A court in the Western District of Texas ordered Mirror Trading International (MTI) to pay $1.733 billion in restitution, concluding an action the CFTC lodged in June last year.
MTI allegedly solicited investment from thousands of investors, over 23,000 of whom were from the U.S. Operating a multi-level marketing scam, the company raised 30,000 BTC from investors. It promised them guaranteed profits, which it claimed came from proprietary trading practices that ‘never made any losses.’
However, as with most other BTC scams, the money never went to trading. Instead, founder Cornelius Johannes Steynberg and other co-conspirators channeled the money to their personal expenses. They also used some funds from late-stage investors to make interest payments to early investors in a Ponzi scheme fashion.
Steynberg misled investors on the level of his expertise in forex and BTC trading, the CFTC alleged. He also left out critical information about other executives, including that three of them had filed for bankruptcy protection in the United States.
In his comments, CFTC’s Director of Enforcement Ian McGinley said that the agency would continue to pursue criminals who hide behind the guise of digital assets and other emerging technologies.
“Whether a scam involves fictitious electronic trading ‘bots’ or Bitcoins, as this action involving a South African entity shows, we will pursue the scam artists wherever they may be,” he said.
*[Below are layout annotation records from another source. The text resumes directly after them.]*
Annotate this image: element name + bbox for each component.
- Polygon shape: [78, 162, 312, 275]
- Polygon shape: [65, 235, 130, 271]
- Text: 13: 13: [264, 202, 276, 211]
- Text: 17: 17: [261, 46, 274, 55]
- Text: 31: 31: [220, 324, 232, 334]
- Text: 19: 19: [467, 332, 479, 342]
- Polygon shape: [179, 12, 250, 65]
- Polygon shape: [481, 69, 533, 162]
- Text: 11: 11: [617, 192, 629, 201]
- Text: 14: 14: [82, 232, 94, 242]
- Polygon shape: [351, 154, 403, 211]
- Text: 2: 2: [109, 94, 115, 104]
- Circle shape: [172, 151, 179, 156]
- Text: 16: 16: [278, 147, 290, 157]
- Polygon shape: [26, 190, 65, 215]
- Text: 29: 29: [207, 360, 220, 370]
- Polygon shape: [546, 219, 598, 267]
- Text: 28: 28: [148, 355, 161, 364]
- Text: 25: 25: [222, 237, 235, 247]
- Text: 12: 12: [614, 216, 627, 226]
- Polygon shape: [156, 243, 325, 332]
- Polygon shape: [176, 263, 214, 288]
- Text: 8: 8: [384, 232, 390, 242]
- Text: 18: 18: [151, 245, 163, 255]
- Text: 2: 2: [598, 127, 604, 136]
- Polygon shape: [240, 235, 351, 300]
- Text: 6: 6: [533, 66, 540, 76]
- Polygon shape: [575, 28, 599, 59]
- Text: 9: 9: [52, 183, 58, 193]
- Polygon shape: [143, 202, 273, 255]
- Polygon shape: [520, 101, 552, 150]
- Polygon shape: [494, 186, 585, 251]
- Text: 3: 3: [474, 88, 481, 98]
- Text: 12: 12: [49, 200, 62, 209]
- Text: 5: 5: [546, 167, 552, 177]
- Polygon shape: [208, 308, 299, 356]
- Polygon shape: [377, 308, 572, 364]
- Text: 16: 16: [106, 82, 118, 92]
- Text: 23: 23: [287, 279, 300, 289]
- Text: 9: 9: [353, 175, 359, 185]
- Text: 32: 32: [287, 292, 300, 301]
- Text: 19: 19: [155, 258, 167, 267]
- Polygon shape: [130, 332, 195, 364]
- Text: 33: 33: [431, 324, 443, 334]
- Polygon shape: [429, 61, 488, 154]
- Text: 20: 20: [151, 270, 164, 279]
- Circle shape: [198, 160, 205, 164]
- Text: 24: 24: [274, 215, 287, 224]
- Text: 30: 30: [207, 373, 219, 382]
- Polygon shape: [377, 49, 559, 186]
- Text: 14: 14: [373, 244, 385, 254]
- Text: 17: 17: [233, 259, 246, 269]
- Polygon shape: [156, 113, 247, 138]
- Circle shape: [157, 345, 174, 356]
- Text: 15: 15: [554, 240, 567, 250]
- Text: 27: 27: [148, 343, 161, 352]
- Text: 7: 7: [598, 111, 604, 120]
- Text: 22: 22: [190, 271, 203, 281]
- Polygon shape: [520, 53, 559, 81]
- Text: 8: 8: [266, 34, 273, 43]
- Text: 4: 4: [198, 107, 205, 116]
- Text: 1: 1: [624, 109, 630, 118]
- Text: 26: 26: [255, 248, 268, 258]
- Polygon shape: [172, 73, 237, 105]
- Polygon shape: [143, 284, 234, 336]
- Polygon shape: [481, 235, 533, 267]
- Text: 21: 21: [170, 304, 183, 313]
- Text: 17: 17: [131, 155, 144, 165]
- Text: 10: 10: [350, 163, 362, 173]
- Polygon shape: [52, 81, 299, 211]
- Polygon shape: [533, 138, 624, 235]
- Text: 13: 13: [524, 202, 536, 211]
Regulators globally have pursued Steynberg and his company for years. In 2020, South African authorities placed the company into involuntary liquidation and appointed liquidators to handle the process. The bankruptcy proceedings are still ongoing before the High Court of South Africa.
In her statement, Commissioner Kristin Johnson lauded the CFTC’s continued cooperation with local and global regulators to crack down on crime in digital currency and beyond. She also called on vigilance from investors in light of more complex scams.
“Fraudsters offering guaranteed, or unusually high, returns—or both—should in particular prompt scrutiny and additional diligence before transferring any funds,” she said.